2008-12-28 00:00:52 | 美術館・博物館・工芸品
2008年の美術館散策の最後は、目黒区美術館で開かれている(~1/11)写真家、石内都(1947~)展。



実は、ブログを書き始めたここ数年前から、なぜかしょっちゅう石内都の展覧会と遭遇している。それは、偶然というよりも、彼女が積極的に作品を創り、どんどん個展を開いているからだろう。

そして、彼女の作品の評価が高まることによって、美術館側の誘致熱が高まり、入場料も高くなる。 彼女の創作歴をみると、30歳でデビューして、「絶唱:横須賀ストーリー(1977年)」「アパート(1979)」「連夜の街(1981)」の初期の時代に木村伊兵衛賞を受賞している。その後、渡米し、長く沈黙。「1・9・4・7(1990)」で復活し、最近は、「キズアト(2005)」「マザーズ(2005)」と。問題作品を現代社会に提示。そしてことし(2008年)に「ひろしま」を発表。
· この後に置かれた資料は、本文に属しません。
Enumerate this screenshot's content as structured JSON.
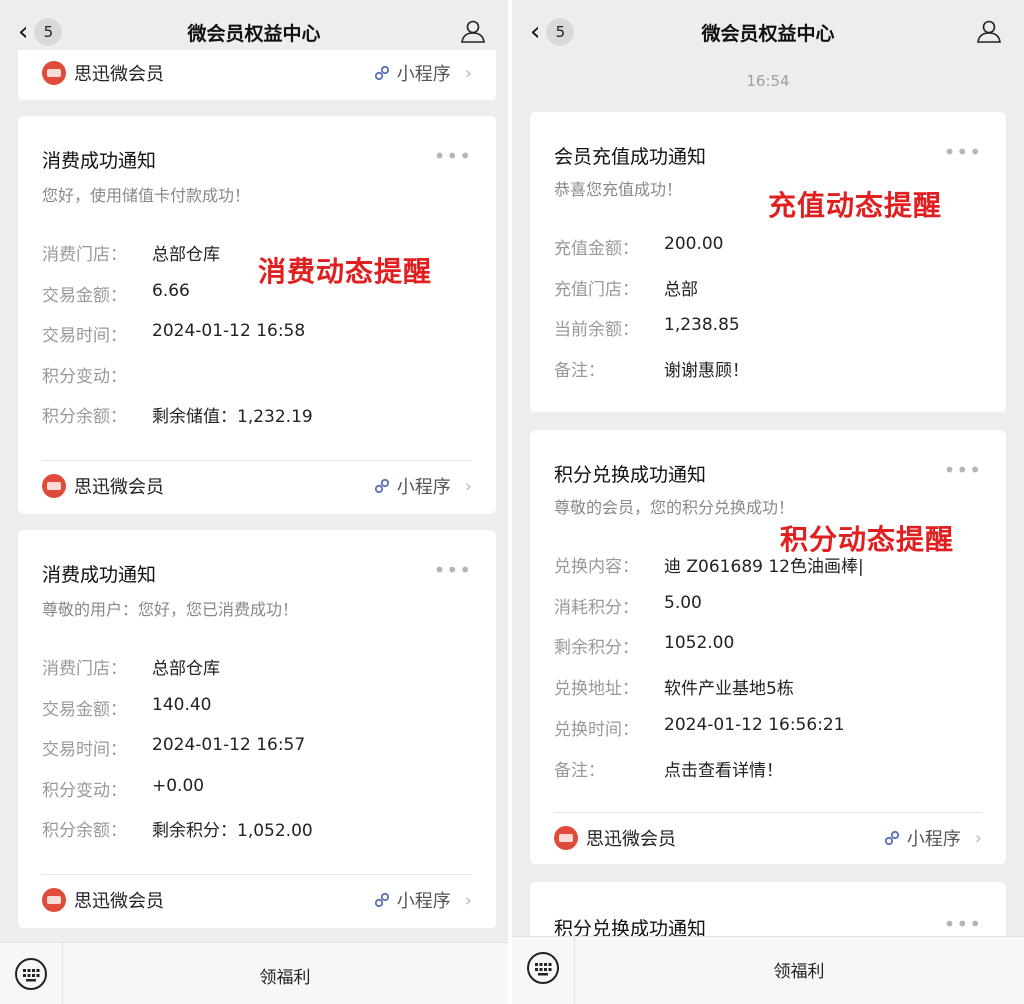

初期三部作は、基地の街、老朽アパート、売春街といった人間の醜い居住空間を冷たくとらえ、「1・9・4・7」からは生身の人間を写す。自分と同じ1947年生まれの米国人の肉体を写したのが「1・9・4・7」。そして、「キズアト」では、人間の「老」を正面からとらえ、肌に刻まれたさまざまなケロイド状の傷跡を写していく。 さらに「マザーズ」では84歳で亡くなった母の遺品を写すことによって、さらに新しい分野に進み始めた。マザーズ以降、モノクロからカラーに移行したのだろうか。
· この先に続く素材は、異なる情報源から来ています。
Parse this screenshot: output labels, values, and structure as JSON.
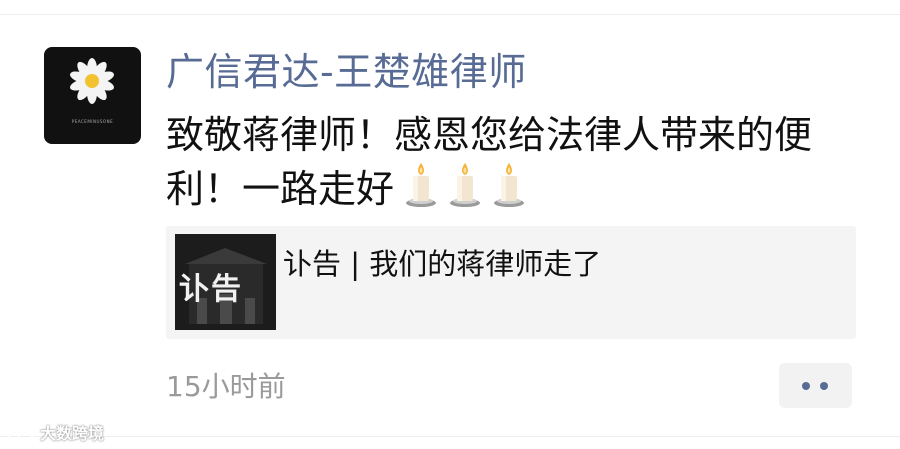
{
  "post": {
    "author": "广信君达-王楚雄律师",
    "text_line1": "致敬蒋律师！感恩您给法律人带来的便",
    "text_line2": "利！一路走好",
    "emoji": [
      "candle-emoji",
      "candle-emoji",
      "candle-emoji"
    ],
    "timestamp": "15小时前"
  },
  "avatar": {
    "icon": "daisy-icon",
    "caption": "PEACEMINUSONE"
  },
  "link_card": {
    "thumbnail_title": "讣告",
    "title": "讣告 | 我们的蒋律师走了"
  },
  "colors": {
    "name_blue": "#576b95",
    "card_bg": "#f4f4f4",
    "timestamp_gray": "#9a9a9a"
  },
  "watermark": {
    "text": "大数跨境"
  }
}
そして、「ひろしま」では、原爆投下の時にさまざまな市民が身につけていて、ちぎれたり、燃え残ったり、あるいは無傷のまま、亡くなられた方々の身につけられていた最後の衣類を題材にしている。



本展覧会は、石内都のデビュー後の作品を少しずつ均等に紹介している。社会派路線と全部まとめてくくれば、それまでだが、徐々にその指向性(題材)も変化していることが感じられるわけだ。 今後、どこに行くのだろうか。というか、現代の社会は様々な問題が噴出しているのだから、題材に困ることはないのだろう。

ところで、2005年に発表した「キズアト」からの作品を見ていて感じたことがある。 誰でも、人生の半分を過ぎれば、自分の体の外や、見えないところにキズができるものだ。手術痕だったり、火傷のあと、愛犬にかまれた痕や、間接の不具合。曲ったオヤシラズや肋間神経痛。結構、その傷や痛みの原因を覚えていたりする。結局は、そういう不完全な体を自分で大切にしなければならないことがわかってくるわけだ。
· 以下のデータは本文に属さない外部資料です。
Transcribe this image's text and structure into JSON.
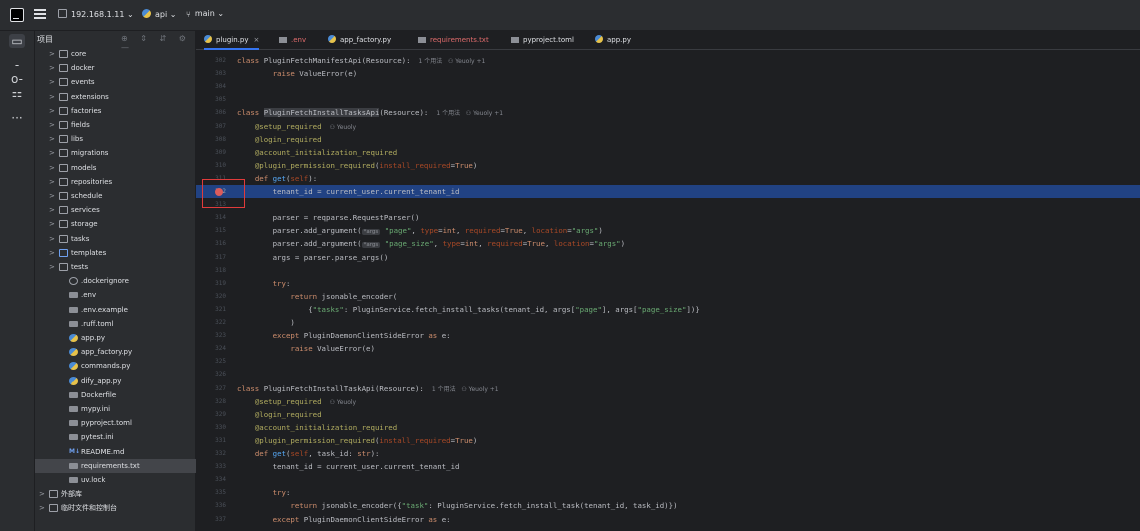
{
  "titlebar": {
    "ip": "192.168.1.11",
    "project": "api",
    "branch": "main",
    "chevron": "⌄"
  },
  "activity": {
    "icons": [
      "folder-icon",
      "commit-icon",
      "structure-icon",
      "more-icon"
    ]
  },
  "project_panel": {
    "title": "项目",
    "rows": [
      {
        "label": "core",
        "type": "folder",
        "indent": 1,
        "arrow": ">"
      },
      {
        "label": "docker",
        "type": "folder",
        "indent": 1,
        "arrow": ">"
      },
      {
        "label": "events",
        "type": "folder",
        "indent": 1,
        "arrow": ">"
      },
      {
        "label": "extensions",
        "type": "folder",
        "indent": 1,
        "arrow": ">"
      },
      {
        "label": "factories",
        "type": "folder",
        "indent": 1,
        "arrow": ">"
      },
      {
        "label": "fields",
        "type": "folder",
        "indent": 1,
        "arrow": ">"
      },
      {
        "label": "libs",
        "type": "folder",
        "indent": 1,
        "arrow": ">"
      },
      {
        "label": "migrations",
        "type": "folder",
        "indent": 1,
        "arrow": ">"
      },
      {
        "label": "models",
        "type": "folder",
        "indent": 1,
        "arrow": ">"
      },
      {
        "label": "repositories",
        "type": "folder",
        "indent": 1,
        "arrow": ">"
      },
      {
        "label": "schedule",
        "type": "folder",
        "indent": 1,
        "arrow": ">"
      },
      {
        "label": "services",
        "type": "folder",
        "indent": 1,
        "arrow": ">"
      },
      {
        "label": "storage",
        "type": "folder",
        "indent": 1,
        "arrow": ">"
      },
      {
        "label": "tasks",
        "type": "folder",
        "indent": 1,
        "arrow": ">"
      },
      {
        "label": "templates",
        "type": "folder-blue",
        "indent": 1,
        "arrow": ">"
      },
      {
        "label": "tests",
        "type": "folder",
        "indent": 1,
        "arrow": ">"
      },
      {
        "label": ".dockerignore",
        "type": "ignore",
        "indent": 2,
        "arrow": ""
      },
      {
        "label": ".env",
        "type": "file",
        "indent": 2,
        "arrow": ""
      },
      {
        "label": ".env.example",
        "type": "file",
        "indent": 2,
        "arrow": ""
      },
      {
        "label": ".ruff.toml",
        "type": "file",
        "indent": 2,
        "arrow": ""
      },
      {
        "label": "app.py",
        "type": "py",
        "indent": 2,
        "arrow": ""
      },
      {
        "label": "app_factory.py",
        "type": "py",
        "indent": 2,
        "arrow": ""
      },
      {
        "label": "commands.py",
        "type": "py",
        "indent": 2,
        "arrow": ""
      },
      {
        "label": "dify_app.py",
        "type": "py",
        "indent": 2,
        "arrow": ""
      },
      {
        "label": "Dockerfile",
        "type": "file",
        "indent": 2,
        "arrow": ""
      },
      {
        "label": "mypy.ini",
        "type": "file",
        "indent": 2,
        "arrow": ""
      },
      {
        "label": "pyproject.toml",
        "type": "file",
        "indent": 2,
        "arrow": ""
      },
      {
        "label": "pytest.ini",
        "type": "file",
        "indent": 2,
        "arrow": ""
      },
      {
        "label": "README.md",
        "type": "md",
        "indent": 2,
        "arrow": ""
      },
      {
        "label": "requirements.txt",
        "type": "file",
        "indent": 2,
        "arrow": "",
        "selected": true
      },
      {
        "label": "uv.lock",
        "type": "file",
        "indent": 2,
        "arrow": ""
      },
      {
        "label": "外部库",
        "type": "lib",
        "indent": 0,
        "arrow": ">"
      },
      {
        "label": "临时文件和控制台",
        "type": "scratch",
        "indent": 0,
        "arrow": ">"
      }
    ]
  },
  "tabs": [
    {
      "label": "plugin.py",
      "active": true,
      "close": "×"
    },
    {
      "label": ".env",
      "active": false
    },
    {
      "label": "app_factory.py",
      "active": false
    },
    {
      "label": "requirements.txt",
      "active": false
    },
    {
      "label": "pyproject.toml",
      "active": false
    },
    {
      "label": "app.py",
      "active": false
    }
  ],
  "editor": {
    "usage_hint_1": "1 个用法",
    "author_hint": "Yeuoly +1",
    "author_hint_single": "Yeuoly",
    "lines": [
      {
        "n": "302",
        "html": "<span class='k'>class</span> <span class='cls'>PluginFetchManifestApi(Resource):</span>",
        "hint": true
      },
      {
        "n": "303",
        "html": "        <span class='k'>raise</span> ValueError(e)"
      },
      {
        "n": "304",
        "html": ""
      },
      {
        "n": "305",
        "html": ""
      },
      {
        "n": "306",
        "html": "<span class='k'>class</span> <span class='cls' style='background:#3b3d42'>PluginFetchInstallTasksApi</span>(Resource):",
        "hint": true
      },
      {
        "n": "307",
        "html": "    <span class='d'>@setup_required</span>",
        "author": true
      },
      {
        "n": "308",
        "html": "    <span class='d'>@login_required</span>"
      },
      {
        "n": "309",
        "html": "    <span class='d'>@account_initialization_required</span>"
      },
      {
        "n": "310",
        "html": "    <span class='d'>@plugin_permission_required</span>(<span class='p'>install_required</span>=<span class='k'>True</span>)"
      },
      {
        "n": "311",
        "html": "    <span class='k'>def</span> <span class='c'>get</span>(<span class='p'>self</span>):"
      },
      {
        "n": "312",
        "html": "        tenant_id = current_user.current_tenant_id",
        "hl": true
      },
      {
        "n": "313",
        "html": ""
      },
      {
        "n": "314",
        "html": "        parser = reqparse.RequestParser()"
      },
      {
        "n": "315",
        "html": "        parser.add_argument(<span class='inlay'>*args</span> <span class='s'>\"page\"</span>, <span class='p'>type</span>=<span class='k'>int</span>, <span class='p'>required</span>=<span class='k'>True</span>, <span class='p'>location</span>=<span class='s'>\"args\"</span>)"
      },
      {
        "n": "316",
        "html": "        parser.add_argument(<span class='inlay'>*args</span> <span class='s'>\"page_size\"</span>, <span class='p'>type</span>=<span class='k'>int</span>, <span class='p'>required</span>=<span class='k'>True</span>, <span class='p'>location</span>=<span class='s'>\"args\"</span>)"
      },
      {
        "n": "317",
        "html": "        args = parser.parse_args()"
      },
      {
        "n": "318",
        "html": ""
      },
      {
        "n": "319",
        "html": "        <span class='k'>try</span>:"
      },
      {
        "n": "320",
        "html": "            <span class='k'>return</span> jsonable_encoder("
      },
      {
        "n": "321",
        "html": "                {<span class='s'>\"tasks\"</span>: PluginService.fetch_install_tasks(tenant_id, args[<span class='s'>\"page\"</span>], args[<span class='s'>\"page_size\"</span>])}"
      },
      {
        "n": "322",
        "html": "            )"
      },
      {
        "n": "323",
        "html": "        <span class='k'>except</span> PluginDaemonClientSideError <span class='k'>as</span> e:"
      },
      {
        "n": "324",
        "html": "            <span class='k'>raise</span> ValueError(e)"
      },
      {
        "n": "325",
        "html": ""
      },
      {
        "n": "326",
        "html": ""
      },
      {
        "n": "327",
        "html": "<span class='k'>class</span> <span class='cls'>PluginFetchInstallTaskApi(Resource):</span>",
        "hint": true
      },
      {
        "n": "328",
        "html": "    <span class='d'>@setup_required</span>",
        "author": true
      },
      {
        "n": "329",
        "html": "    <span class='d'>@login_required</span>"
      },
      {
        "n": "330",
        "html": "    <span class='d'>@account_initialization_required</span>"
      },
      {
        "n": "331",
        "html": "    <span class='d'>@plugin_permission_required</span>(<span class='p'>install_required</span>=<span class='k'>True</span>)"
      },
      {
        "n": "332",
        "html": "    <span class='k'>def</span> <span class='c'>get</span>(<span class='p'>self</span>, task_id: <span class='k'>str</span>):"
      },
      {
        "n": "333",
        "html": "        tenant_id = current_user.current_tenant_id"
      },
      {
        "n": "334",
        "html": ""
      },
      {
        "n": "335",
        "html": "        <span class='k'>try</span>:"
      },
      {
        "n": "336",
        "html": "            <span class='k'>return</span> jsonable_encoder({<span class='s'>\"task\"</span>: PluginService.fetch_install_task(tenant_id, task_id)})"
      },
      {
        "n": "337",
        "html": "        <span class='k'>except</span> PluginDaemonClientSideError <span class='k'>as</span> e:"
      }
    ]
  }
}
個人的には、今まで体にメスを使ったのは、虫垂炎と足の指のウオノメだけであるが、手には多くの傷がある(手首にはない)。 とりあえず、自分の手を写すだけなら、モデル料ゼロ円であるのだから、一眼で、「わが傷ついた手」作品集でも作ってみるか、と考えているが、実際には、結構、撮影技術が必要になるのだろう。